[Python-Dev] regrtest.py mystery

Tim Peters tim.one@home.com
Sun, 16 Dec 2001 00:23:43 -0500


[Fred]
>   Perhaps it should hold onto the module as well?  That would avoid it
> getting cleaned up before possibly dependent modules.
>   For the test case problem, perhaps there should be a list of
> exceptional modules that don't get cleaned up by regrtest once they
> appear.  encodings and warnings would probably both need to be on the
> list.  This list should probably be in the sys module; it would also
> be useful for the RollbackImporter in the unittestgui.py script that
> comes with the separate PyUnit package.

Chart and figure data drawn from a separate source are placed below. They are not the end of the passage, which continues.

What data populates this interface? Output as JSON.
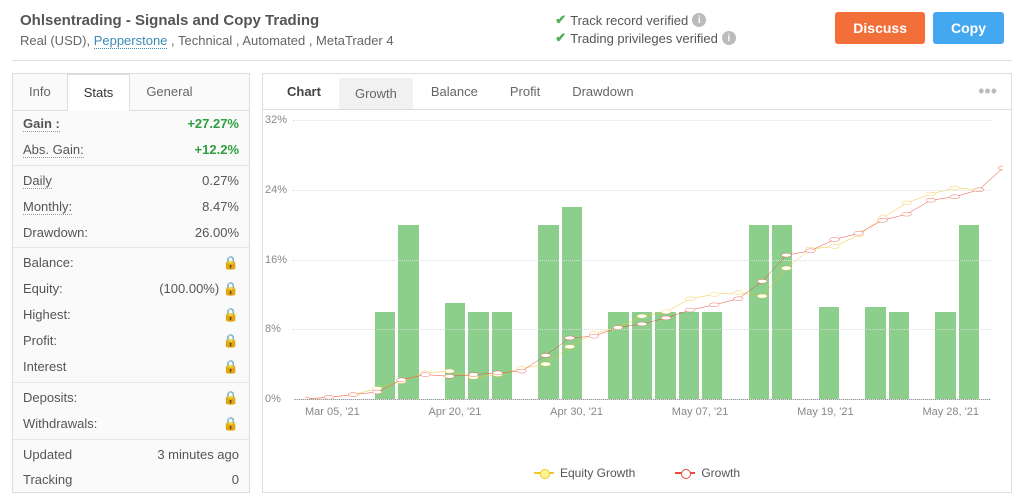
{
  "header": {
    "title": "Ohlsentrading - Signals and Copy Trading",
    "subtitle_prefix": "Real (USD), ",
    "broker": "Pepperstone",
    "subtitle_suffix": " , Technical , Automated , MetaTrader 4",
    "verified1": "Track record verified",
    "verified2": "Trading privileges verified",
    "discuss": "Discuss",
    "copy": "Copy"
  },
  "sidebar": {
    "tabs": [
      "Info",
      "Stats",
      "General"
    ],
    "active_tab": 1,
    "rows": [
      {
        "label": "Gain :",
        "value": "+27.27%",
        "green": true,
        "bold": true,
        "dotted": true
      },
      {
        "label": "Abs. Gain:",
        "value": "+12.2%",
        "green": true,
        "dotted": true
      },
      {
        "divider": true
      },
      {
        "label": "Daily",
        "value": "0.27%",
        "dotted": true
      },
      {
        "label": "Monthly:",
        "value": "8.47%",
        "dotted": true
      },
      {
        "label": "Drawdown:",
        "value": "26.00%"
      },
      {
        "divider": true
      },
      {
        "label": "Balance:",
        "lock": true
      },
      {
        "label": "Equity:",
        "value": "(100.00%)",
        "lock": true
      },
      {
        "label": "Highest:",
        "lock": true
      },
      {
        "label": "Profit:",
        "lock": true
      },
      {
        "label": "Interest",
        "lock": true
      },
      {
        "divider": true
      },
      {
        "label": "Deposits:",
        "lock": true
      },
      {
        "label": "Withdrawals:",
        "lock": true
      },
      {
        "divider": true
      },
      {
        "label": "Updated",
        "value": "3 minutes ago"
      },
      {
        "label": "Tracking",
        "value": "0"
      }
    ]
  },
  "chart": {
    "tabs": [
      "Chart",
      "Growth",
      "Balance",
      "Profit",
      "Drawdown"
    ],
    "active_tab": 1,
    "y_max": 32,
    "y_ticks": [
      0,
      8,
      16,
      24,
      32
    ],
    "x_labels": [
      "Mar 05, '21",
      "Apr 20, '21",
      "Apr 30, '21",
      "May 07, '21",
      "May 19, '21",
      "May 28, '21"
    ],
    "bar_color": "#8ccf8c",
    "bars": [
      0,
      0,
      0,
      10,
      20,
      0,
      11,
      10,
      10,
      0,
      20,
      22,
      0,
      10,
      10,
      10,
      10,
      10,
      0,
      20,
      20,
      0,
      10.5,
      0,
      10.5,
      10,
      0,
      10,
      20
    ],
    "growth_color": "#e74c3c",
    "equity_color": "#f4c430",
    "growth": [
      0,
      0.2,
      0.5,
      0.8,
      2.2,
      2.8,
      2.6,
      2.8,
      3.0,
      3.2,
      5.0,
      7.0,
      7.2,
      8.2,
      8.6,
      9.3,
      10.2,
      10.8,
      11.5,
      13.5,
      16.5,
      17.0,
      18.3,
      19.0,
      20.5,
      21.2,
      22.8,
      23.2,
      24.0,
      26.5
    ],
    "equity": [
      0,
      0.2,
      0.5,
      1.2,
      2.0,
      3.0,
      3.2,
      2.5,
      2.8,
      3.5,
      4.0,
      6.0,
      7.5,
      8.2,
      9.5,
      10.0,
      11.5,
      12.0,
      12.2,
      11.8,
      15.0,
      17.2,
      17.5,
      18.8,
      20.8,
      22.5,
      23.5,
      24.2,
      24.0,
      26.5
    ],
    "legend": {
      "equity": "Equity Growth",
      "growth": "Growth"
    }
  }
}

I expect the problem is intractable.  Here's a revealing experiment:  add
this block to the start of test___all__.check_all():

    if modname in sys.modules:
        del sys.modules[modname]

That is, just prior to test___all__ trying to import a module, remove *only*
that module from sys.modules if it's already there.  Sounds pretty harmless,
right?  But on Windows, it causes 28 standard tests to fail (possibly more
on Linux):

28 tests failed:
    test___all__ test_difflib test_email test_fileinput test_fnmatch
    test_future test_gettext test_glob test_global test_htmllib
    test_htmlparser test_inspect test_mimetypes test_mmap test_os
    test_pyclbr test_re test_regex test_repr test_scope test_sre
    test_strftime test_strop test_sundry test_tokenize test_urllib2
    test_xmllib test_xmlrpc

Trying to figure which modules "hurt" turns out to be a nightmare.  Here's
the minimal set that allows the test suite to pass again on Windows, using
the default test order:

    if modname in sys.modules:
        if modname not in (
"copy_reg",
"os",
"sgmllib",
"sre",
"tempfile",
"tokenize",
"warnings",
):
            del sys.modules[modname]

Am I gonna check that in?  Fat chance <wink>.